January 20, 2004

The Mandarinate Strikes Back II

It's not just State that suffers a mandarin problem. The Weekly Standard's article, Showstoppers is showing how some parts of the National Security Complex (DoD, NSC, Justice, CIA) has become unmoored from proper civilian control irrespective of party. Glenn Reynolds, Donald Sensing, Moe Lane, and Wretchard have their own commentary.

The fundamental problem is that on the one hand, if we have the right to change all these people based on elections, that right will likely get abused in a manner familiar to US political historians, the spoils system (to the victor belong the spoils). This lowers effectiveness and increases partisan rancor. Believe me, you haven't seen vicious until you've seen the great swaths of government workers fight an election because their jobs are actually at stake. The battle to keep line B in NY State during Pierre Rinfret's disastrous run is as close as I've seen and it's just a pale shadow of what would be a regular occurrence in a spoils system.

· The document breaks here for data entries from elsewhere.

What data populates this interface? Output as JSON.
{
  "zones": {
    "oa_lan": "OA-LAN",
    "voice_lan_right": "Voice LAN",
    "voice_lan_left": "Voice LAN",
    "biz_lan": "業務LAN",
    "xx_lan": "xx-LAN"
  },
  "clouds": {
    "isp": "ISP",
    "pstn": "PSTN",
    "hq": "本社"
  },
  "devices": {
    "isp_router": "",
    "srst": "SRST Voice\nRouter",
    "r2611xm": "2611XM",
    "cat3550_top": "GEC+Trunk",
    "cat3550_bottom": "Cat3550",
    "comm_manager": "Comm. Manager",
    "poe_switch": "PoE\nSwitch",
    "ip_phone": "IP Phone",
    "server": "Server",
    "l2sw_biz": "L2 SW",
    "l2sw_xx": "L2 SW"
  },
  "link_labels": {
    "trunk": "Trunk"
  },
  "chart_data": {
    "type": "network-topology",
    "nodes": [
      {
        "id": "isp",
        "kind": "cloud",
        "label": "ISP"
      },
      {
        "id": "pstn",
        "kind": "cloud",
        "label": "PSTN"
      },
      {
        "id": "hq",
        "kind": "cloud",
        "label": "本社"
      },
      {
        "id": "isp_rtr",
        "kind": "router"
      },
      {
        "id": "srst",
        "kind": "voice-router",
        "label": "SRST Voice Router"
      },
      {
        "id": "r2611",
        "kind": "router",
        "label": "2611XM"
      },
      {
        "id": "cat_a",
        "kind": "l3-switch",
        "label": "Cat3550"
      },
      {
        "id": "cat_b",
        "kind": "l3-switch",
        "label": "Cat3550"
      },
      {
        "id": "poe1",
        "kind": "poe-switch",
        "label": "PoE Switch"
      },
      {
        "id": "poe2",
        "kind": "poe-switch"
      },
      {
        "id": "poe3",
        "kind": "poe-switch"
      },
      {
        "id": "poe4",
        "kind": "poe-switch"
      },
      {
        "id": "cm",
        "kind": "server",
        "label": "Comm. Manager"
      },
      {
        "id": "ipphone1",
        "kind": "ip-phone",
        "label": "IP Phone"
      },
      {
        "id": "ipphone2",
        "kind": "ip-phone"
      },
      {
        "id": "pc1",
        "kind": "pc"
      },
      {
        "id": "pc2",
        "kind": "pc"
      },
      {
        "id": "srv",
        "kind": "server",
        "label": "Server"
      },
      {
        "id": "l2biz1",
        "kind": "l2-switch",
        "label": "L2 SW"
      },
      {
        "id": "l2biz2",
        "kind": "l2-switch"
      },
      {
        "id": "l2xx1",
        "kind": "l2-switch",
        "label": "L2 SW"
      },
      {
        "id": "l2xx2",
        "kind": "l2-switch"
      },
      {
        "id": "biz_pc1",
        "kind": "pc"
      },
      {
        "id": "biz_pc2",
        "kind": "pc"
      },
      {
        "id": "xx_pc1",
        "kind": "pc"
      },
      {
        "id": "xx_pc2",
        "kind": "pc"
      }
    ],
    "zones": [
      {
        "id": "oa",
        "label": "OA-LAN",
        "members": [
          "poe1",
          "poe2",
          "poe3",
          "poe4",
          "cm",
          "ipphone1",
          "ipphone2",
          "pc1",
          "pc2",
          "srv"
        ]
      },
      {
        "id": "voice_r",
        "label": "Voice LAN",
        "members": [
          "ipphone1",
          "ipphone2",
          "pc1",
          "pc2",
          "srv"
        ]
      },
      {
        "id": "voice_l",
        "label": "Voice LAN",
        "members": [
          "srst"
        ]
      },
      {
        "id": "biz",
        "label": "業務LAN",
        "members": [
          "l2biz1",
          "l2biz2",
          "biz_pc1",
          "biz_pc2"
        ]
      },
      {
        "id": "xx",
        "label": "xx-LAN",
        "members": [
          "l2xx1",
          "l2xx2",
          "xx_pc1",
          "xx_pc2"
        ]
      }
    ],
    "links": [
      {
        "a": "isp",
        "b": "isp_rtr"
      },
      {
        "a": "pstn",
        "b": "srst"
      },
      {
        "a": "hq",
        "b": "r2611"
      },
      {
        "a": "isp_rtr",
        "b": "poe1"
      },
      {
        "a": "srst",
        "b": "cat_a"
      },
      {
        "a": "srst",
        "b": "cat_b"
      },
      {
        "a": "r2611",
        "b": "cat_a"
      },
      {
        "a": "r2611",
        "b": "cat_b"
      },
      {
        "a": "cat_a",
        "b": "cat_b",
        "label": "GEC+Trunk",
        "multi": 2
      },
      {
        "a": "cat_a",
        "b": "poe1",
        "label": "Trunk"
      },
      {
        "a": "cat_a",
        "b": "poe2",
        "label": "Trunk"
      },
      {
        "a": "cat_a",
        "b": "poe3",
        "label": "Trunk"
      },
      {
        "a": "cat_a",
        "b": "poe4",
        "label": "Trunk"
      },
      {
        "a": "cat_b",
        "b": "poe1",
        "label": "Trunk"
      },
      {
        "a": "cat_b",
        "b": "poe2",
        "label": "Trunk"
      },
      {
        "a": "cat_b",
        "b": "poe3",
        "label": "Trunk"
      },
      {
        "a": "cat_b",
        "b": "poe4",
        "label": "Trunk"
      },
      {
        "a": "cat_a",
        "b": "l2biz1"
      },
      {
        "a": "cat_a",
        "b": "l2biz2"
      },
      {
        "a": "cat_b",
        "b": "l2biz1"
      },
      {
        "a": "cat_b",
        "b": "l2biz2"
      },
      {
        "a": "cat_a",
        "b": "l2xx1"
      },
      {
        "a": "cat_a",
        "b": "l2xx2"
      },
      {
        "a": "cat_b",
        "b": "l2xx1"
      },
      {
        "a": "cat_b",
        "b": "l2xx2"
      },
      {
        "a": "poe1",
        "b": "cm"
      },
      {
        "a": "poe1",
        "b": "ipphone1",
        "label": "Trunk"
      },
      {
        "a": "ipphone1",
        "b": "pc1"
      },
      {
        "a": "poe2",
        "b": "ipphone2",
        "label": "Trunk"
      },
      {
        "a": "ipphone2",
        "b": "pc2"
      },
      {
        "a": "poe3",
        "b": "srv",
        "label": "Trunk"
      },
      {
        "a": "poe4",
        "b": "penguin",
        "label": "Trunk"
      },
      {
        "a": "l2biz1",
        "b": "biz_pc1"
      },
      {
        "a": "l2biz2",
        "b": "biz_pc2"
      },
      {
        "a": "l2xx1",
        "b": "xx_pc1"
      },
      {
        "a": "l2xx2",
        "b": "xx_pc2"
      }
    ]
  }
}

The other hand is what we've got now. Bureaucrats, freed from the fear of political change become careerists and eventually get their own ideas of how things should be run. It's a much subtler poison to the body politic but it's also harder to rule out. CEOs with experience changing corporate culture are about as close as you can get to the required job description for a Cabinet Secretary needed to fix an out of control mandarin type culture but it's not the same thing. The inability to fire due to civil service protections makes the job much harder at the Cabinet level than it is in the corporate world.